Duncan turned and gave him a questioning look.
“Thank
you
, my lord. We knew you were different from the moment you claimed the territory. You cared more in those few minutes of terror and confusion than Victor had in his entire rule. Just by getting rid of him, you’ve done every vampire in this territory a service already. We’ll talk to the others, too, and let them know.”
Duncan nodded. “We’ll see each other again, Brendan. I don’t intend to be a stranger to my people.”
* * * *
“Fucking Victor,” Duncan swore as Louis steered the big SUV down the curving driveway. “I can’t believe none of us realized how corrupt he was.”

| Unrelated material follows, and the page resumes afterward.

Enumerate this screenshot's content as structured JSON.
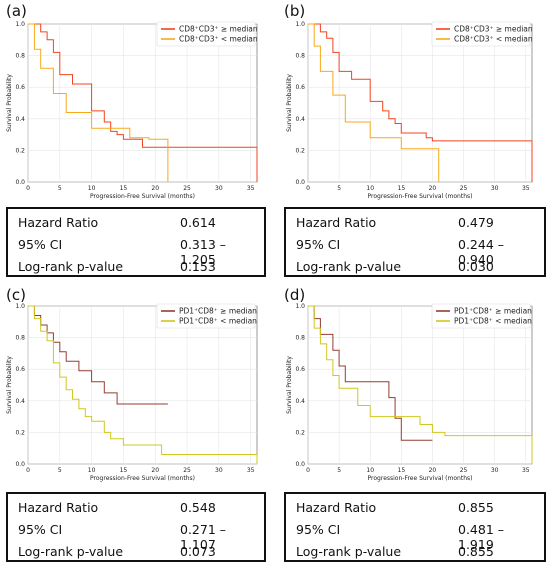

“How could you, my lord? He never let anyone but his guards live in the District, and anyone else who may have known was too frightened to take action.”
“That’s no excuse. I saw him every damn year at the Council meetings, and I never suspected any of this. Neither did Raphael, and it’s not easy to pull one over on him.”
Miguel shrugged. “Not if he’s looking for it, but why would he have looked for any of this? I’ve never been to a Council meeting, but I know they don’t last long. A few hours, maybe? It’s not like they meet for cocktails and dinner afterwards. And when they’re together, I imagine everyone has their shields locked up as tight as a virgin’s knickers.”
Duncan gave his lieutenant a sideways look. “You’re not old enough to know about virgins or knickers, Miguel,” he said dryly.
“Hey, we still have virgins!” Miguel protested with a smile.